Na última quinta-feira, a ATP comunicou que o atual presidente da entidade, Chris Kermode, deixará seu cargo no fim de 2019. A saída é consequência de uma votação da Diretoria da ATP na qual os três representantes dos tenistas – o ex-jogador Justin Gimelstob, o executivo de TV David Eagles e o advogado britânico Alex Inglot (irmão de Dominic, que disputa o circuito de duplas) – votaram contra uma renovação de contrato de Kermode.

O resultado não foi exatamente surpreendente. Há alguns meses, comenta-se que o executivo não era mais tão querido assim no Conselho dos Jogadores (e que quem ganha força é Gimelstob, que atualmente responde na Justiça americana a uma acusação de agressão e lesão corporal grave). O problema todo é que muitos tenistas eram (e são) contra a saída de Kermode. Além disso, vários deles dizem não terem sido consultados pelo Conselho – e é por isso que já se referem ao movimento como "golpe".

Tudo leva a crer que o atual presidente do Conselho dos Jogadores, Novak Djokovic, foi um dos principais articuladores dessa mudança na liderança da entidade. O sérvio quer mais prêmio em dinheiro para os jogadores e via Kermode como um adversário nessa causa. Para alguns, o executivo defendia os torneios em detrimento de alguns dos desejos dos tenistas. Para outros, Kermode desempenhou um papel brilhante. E é aí que Djokovic se separa de Roger Federer e Rafael Nadal.
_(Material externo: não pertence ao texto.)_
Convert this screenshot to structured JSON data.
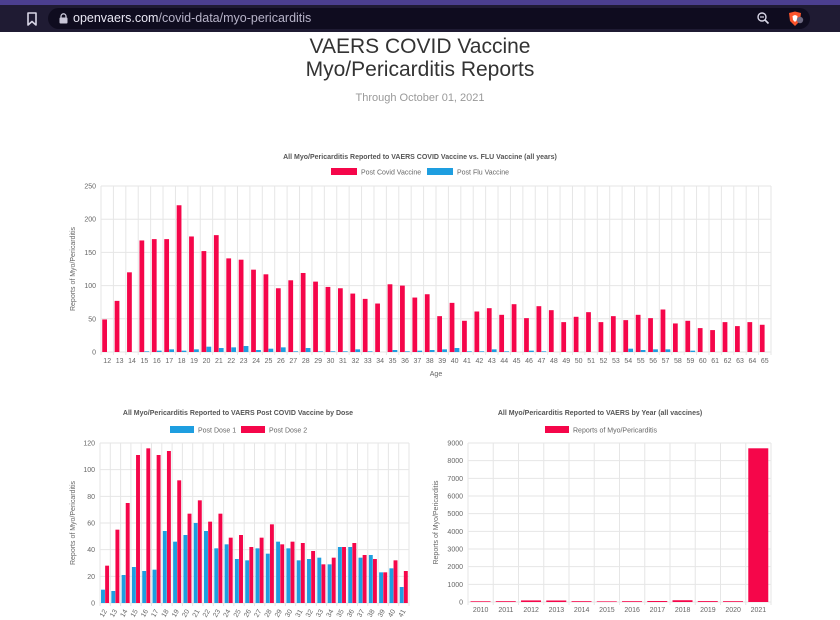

Logo que surgiu a notícia da votação contra Kermode, muitos lamentaram. Stan Wawrinka saiu rapidamente em defesa do executivo. O suíço disse até, sem citar nomes, que "gente que está na Diretoria não deveria estar lá." Nadal também já havia se manifestado a favor de Kermode: "Mudar o presidente vai interromper o processo de melhorar nosso esporte." Lleyton Hewitt também criticou. Judy Murray, idem. São apenas alguns dos nomes, entre técnicos, ex-jogadores e outros tenistas em atividade que acompanham de perto as mudanças no tênis e se mantêm bem informados.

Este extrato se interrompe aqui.